Siyasette ahlak, toplumun ahlakını simgeler bir yerde. Çünkü siyaset dünyası seçimlerle oluşur. Toplum yöneticilerini kendisi seçer. Seçilen kişiler bir yerde toplumu temsil eder. Bu nedenle ahlak başta olmak üzere, diğer kişisel değerler de seçilenlerde üst düzeyde olmalıdır.
Öteden beri ya taraf olursun ya bertaraf olursun diye yaptıkları baskı bütün çirkinlikleriyle devam etmektedir. Ancak baskı zulümler hiçbir dönemde baki kalmamıştır. Dolayısıyla bu dönem de geçecek, millet rahat bir nefes alacaktır.
Siyasi tehdit veya teşviklerle meclisin kompozisyonu değişiyorsa, bir aldatmaca, bir sahtekarlık, bir düzenbazlık var demektir. On binlerce seçmenin oyunu alıp meclise girdikten sonra, milletimin her zaman emrindeyim güzellemesiyle parti değiştiren milletvekilinin milletine vefasının sorgulanması gerekir öncelikle. Partisinden istifa edip, ağır laflar ettiği bir partiye geçişine anlam vermek son derece zordur.
Öncelikle ahlak seviyesinin yerlerde sürünüyor olması gerekir. Fetö döneminde olduğu gibi bir açıklarının yakalanmış ve bu açıktan tehdit edilmiş olmaları gerekir. Çok eski değil. Çok sayıda genel başkan yardımcısı, videoları ortaya çıkınca partilerinden ve görevlerinden istifa etmek zorunda kalmışlardı. Hatta zamanın ana muhalefet partisi lideri de nahoş hadiselerle anılmıştı.
Seçim meydanlarında onca laf edip ardından tükürdüğü yalamak deyimine uygun olarak, partisinden istifa edip, laf ettiği partinin saflarına katılanlara ne denir bilinmez ama siyasi ahlaksızlıkla tanımlanabilir. Aldıkları milletvekili maaşlarında seçmenlerin hakkı vardır. Diğer bir deyişle aldıkları maaş haramdır. Yedikleri içtikleri helal değildir.

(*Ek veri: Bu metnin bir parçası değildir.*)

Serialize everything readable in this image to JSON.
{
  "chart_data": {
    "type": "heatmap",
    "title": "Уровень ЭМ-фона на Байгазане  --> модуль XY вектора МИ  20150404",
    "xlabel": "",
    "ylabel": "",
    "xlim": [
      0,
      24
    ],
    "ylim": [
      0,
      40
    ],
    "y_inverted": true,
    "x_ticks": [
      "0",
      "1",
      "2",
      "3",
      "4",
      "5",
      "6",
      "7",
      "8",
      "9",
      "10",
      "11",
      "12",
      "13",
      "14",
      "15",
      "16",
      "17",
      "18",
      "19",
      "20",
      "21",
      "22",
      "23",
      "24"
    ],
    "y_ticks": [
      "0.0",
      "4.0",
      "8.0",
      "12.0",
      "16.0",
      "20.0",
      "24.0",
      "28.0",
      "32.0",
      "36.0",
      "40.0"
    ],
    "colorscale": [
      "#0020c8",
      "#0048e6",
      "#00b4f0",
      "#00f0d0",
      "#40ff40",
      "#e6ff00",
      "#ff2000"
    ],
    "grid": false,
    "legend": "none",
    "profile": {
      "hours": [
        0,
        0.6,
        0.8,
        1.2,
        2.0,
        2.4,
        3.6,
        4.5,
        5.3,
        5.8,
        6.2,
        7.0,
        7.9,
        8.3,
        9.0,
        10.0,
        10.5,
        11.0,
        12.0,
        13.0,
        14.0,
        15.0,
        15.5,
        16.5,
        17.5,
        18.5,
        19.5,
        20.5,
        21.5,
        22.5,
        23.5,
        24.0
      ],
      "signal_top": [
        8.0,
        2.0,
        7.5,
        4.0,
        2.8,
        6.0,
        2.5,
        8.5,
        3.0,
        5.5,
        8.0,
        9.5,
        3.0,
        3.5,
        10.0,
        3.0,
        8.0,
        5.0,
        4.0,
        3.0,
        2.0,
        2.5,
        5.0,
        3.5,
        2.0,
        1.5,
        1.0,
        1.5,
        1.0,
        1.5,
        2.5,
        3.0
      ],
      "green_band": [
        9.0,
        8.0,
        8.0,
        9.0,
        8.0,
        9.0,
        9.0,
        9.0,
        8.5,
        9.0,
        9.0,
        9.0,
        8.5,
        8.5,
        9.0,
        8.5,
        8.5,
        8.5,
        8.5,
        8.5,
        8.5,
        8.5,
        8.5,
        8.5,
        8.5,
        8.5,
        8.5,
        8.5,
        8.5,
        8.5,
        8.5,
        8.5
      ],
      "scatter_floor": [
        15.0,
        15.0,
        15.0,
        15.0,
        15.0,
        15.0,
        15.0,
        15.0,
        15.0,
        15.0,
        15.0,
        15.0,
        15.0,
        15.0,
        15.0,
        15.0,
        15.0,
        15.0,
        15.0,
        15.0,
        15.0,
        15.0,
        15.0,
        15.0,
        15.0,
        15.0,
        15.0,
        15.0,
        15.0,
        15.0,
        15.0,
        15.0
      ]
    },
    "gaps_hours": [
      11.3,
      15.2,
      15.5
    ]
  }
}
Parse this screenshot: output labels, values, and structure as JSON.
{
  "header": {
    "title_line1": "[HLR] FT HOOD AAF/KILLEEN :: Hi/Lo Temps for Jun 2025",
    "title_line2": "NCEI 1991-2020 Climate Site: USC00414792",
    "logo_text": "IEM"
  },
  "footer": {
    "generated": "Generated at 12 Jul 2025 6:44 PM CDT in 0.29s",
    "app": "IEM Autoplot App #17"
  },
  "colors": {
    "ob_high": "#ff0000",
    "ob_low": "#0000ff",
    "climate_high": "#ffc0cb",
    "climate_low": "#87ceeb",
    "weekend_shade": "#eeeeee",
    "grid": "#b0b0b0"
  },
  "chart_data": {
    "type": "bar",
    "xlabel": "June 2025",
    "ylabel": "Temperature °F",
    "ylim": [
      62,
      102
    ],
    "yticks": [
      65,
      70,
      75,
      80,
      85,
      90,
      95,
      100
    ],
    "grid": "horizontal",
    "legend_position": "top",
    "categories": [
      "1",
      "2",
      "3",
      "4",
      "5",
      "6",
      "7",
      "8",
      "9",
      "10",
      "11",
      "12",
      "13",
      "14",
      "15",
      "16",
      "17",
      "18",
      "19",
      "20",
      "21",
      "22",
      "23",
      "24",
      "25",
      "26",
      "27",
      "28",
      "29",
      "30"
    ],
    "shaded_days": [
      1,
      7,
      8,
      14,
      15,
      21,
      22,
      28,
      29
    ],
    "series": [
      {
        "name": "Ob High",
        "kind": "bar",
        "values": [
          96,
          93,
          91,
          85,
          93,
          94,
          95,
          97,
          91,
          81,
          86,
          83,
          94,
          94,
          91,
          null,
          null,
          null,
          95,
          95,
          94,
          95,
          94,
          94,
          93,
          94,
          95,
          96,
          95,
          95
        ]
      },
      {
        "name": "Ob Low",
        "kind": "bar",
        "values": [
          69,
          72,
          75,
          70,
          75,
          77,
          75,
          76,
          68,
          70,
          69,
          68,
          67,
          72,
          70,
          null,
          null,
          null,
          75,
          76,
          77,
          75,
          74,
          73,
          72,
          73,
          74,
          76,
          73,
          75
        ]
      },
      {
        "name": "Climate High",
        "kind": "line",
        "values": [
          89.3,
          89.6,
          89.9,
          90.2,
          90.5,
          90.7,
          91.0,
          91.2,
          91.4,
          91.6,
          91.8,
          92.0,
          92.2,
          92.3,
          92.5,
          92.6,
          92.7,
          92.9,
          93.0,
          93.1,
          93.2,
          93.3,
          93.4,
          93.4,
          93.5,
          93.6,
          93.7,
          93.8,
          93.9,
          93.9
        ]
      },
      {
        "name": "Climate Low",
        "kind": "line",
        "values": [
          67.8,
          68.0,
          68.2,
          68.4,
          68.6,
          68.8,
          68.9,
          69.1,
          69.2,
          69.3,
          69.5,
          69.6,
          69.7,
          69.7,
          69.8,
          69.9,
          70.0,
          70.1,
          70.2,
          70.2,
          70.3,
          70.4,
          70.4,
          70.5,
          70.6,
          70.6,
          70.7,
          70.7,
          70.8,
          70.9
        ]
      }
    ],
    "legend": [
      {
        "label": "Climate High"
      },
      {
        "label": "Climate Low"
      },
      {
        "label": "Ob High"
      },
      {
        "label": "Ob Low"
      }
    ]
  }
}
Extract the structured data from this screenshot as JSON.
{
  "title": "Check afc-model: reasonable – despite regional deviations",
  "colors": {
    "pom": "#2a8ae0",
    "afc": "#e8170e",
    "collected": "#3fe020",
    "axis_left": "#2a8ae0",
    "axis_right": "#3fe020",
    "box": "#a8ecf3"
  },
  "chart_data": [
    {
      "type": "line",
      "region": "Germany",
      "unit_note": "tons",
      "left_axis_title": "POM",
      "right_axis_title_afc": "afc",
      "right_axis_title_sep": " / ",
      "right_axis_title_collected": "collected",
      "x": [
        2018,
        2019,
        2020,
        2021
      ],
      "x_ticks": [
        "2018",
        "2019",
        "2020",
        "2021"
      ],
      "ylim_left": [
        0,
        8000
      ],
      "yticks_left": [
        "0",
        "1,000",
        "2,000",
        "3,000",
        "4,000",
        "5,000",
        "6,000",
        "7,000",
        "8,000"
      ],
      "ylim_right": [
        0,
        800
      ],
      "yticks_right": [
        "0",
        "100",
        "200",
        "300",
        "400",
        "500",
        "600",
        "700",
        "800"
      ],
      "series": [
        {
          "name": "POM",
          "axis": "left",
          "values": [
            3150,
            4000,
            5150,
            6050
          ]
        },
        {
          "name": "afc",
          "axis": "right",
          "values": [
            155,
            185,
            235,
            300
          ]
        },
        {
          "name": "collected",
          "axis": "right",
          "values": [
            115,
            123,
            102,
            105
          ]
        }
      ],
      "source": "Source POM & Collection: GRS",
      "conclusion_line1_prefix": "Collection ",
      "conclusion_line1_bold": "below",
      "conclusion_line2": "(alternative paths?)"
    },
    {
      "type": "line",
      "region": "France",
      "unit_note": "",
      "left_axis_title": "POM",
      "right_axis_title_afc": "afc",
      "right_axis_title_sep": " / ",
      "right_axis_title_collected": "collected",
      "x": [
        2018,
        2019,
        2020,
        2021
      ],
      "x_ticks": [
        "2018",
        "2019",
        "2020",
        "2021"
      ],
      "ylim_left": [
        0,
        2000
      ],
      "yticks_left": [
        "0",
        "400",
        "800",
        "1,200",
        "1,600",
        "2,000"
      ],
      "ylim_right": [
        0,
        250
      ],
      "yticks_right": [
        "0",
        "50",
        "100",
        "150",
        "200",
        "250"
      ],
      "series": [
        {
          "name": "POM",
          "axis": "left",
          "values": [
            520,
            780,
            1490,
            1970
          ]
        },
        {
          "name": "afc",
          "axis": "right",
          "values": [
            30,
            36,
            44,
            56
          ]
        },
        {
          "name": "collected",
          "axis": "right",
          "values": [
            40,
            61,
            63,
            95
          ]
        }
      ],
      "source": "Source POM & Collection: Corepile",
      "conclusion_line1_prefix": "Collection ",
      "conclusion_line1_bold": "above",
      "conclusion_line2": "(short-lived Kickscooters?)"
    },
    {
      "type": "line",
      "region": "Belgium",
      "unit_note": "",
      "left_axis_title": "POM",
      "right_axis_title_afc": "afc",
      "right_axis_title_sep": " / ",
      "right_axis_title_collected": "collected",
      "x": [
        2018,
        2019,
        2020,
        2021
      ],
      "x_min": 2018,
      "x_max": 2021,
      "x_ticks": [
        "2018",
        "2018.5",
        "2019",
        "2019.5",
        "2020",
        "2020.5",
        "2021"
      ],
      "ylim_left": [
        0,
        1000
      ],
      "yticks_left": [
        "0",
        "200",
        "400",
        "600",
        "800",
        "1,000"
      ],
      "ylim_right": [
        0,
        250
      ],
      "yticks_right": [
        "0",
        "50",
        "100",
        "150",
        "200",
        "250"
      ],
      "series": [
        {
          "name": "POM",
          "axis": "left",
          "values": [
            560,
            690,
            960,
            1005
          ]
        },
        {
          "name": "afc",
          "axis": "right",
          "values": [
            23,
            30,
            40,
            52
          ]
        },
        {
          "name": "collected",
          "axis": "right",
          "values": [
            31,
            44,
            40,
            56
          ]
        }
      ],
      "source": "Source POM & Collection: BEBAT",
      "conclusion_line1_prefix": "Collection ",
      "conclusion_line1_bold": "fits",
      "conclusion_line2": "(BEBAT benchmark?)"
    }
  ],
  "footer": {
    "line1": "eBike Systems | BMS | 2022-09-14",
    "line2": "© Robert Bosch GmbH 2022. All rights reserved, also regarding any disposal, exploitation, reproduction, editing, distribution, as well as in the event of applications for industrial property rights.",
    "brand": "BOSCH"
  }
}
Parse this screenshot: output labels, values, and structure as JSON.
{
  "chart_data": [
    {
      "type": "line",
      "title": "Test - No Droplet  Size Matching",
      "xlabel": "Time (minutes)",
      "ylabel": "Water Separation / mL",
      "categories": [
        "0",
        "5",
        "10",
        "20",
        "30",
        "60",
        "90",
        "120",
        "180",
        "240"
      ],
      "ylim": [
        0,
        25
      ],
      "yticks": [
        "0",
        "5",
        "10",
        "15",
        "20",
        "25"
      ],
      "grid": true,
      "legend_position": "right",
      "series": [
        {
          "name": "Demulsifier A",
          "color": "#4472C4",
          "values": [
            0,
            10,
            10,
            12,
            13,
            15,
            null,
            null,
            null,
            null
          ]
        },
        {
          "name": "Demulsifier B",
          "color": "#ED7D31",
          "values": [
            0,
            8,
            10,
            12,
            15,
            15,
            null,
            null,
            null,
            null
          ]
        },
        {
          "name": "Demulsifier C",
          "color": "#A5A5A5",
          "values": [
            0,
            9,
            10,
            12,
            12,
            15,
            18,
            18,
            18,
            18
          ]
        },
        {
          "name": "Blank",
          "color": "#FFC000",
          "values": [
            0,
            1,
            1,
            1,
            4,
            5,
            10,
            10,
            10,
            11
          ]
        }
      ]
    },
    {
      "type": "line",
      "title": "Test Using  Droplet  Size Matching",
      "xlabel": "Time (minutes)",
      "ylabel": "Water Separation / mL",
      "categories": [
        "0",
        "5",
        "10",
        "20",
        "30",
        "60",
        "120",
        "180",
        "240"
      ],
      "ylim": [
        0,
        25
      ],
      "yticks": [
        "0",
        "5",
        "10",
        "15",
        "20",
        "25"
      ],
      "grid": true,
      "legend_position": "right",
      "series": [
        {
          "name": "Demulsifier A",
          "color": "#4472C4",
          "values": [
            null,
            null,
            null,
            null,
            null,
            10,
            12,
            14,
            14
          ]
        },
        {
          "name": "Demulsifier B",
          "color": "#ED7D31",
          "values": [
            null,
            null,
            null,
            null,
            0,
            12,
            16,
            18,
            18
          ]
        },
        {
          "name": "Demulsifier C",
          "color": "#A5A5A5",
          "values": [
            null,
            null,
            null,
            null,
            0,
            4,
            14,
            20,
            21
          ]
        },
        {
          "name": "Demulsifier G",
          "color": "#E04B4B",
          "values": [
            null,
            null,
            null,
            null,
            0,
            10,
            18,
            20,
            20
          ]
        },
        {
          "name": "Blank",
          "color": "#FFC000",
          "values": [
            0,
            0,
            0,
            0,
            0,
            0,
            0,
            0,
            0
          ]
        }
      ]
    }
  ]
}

Demek ki geçmişteki hayatında harama helale çok dikkat etmemişler, menfaatleri olan her işi helale saymışlar.
Vatanseverlik duygularını nasıl tatmin ederler bilinmez ama transfer fotoğraflarından yüzlerinden karanlık okunuyor.
Az değil. Çok sayıda vekil pazar günkü iktidar partisi kongresinde parti değiştirdiler. Haklarında hayırlısı olsun dendi. Milletin de hakkında hayırlı mı oldu acaba? Ekonomi bozuk. Ücretli kan ağlıyor. Demokrasi elden gitmiş. Eleştiren hapsi boyluyor. Adalet zayıflamış. Hal böyle iken parti değiştiren vekillerin millet ve memleket umurlarında değil demek ki. Kişisel hesapları ve çıkarları daha önemli demek ki.
Seçimlerin, parti tüzüklerinin çok demokratik olduğu söylenemez. Milletin hiç beklemediği kişiler listelere girip vekil olabiliyor. Millete rağmen vekil olabiliyor. Bunun çok sayıda örneği var. Gelecekte de olacaktır. Bu nedenle milletin parti içinde daha müdahil hale gelmesi gerekiyor.
Milletimizin insani değerler ölçüsünde neler yapıldığını ve bundan sonra da neler yapılabileceğini değerlendirme zamanı çoktan geçmektedir. Seçtiklerinin kendini temsil edip edemeyeceğini sorgulaması gerekiyor. Yoksa meclis kompozisyonu değişebiliyor. İşin kötüsü parmak hesaplarının yapıldığı bir dönemde rejim bile sıkıntıya düşebilir.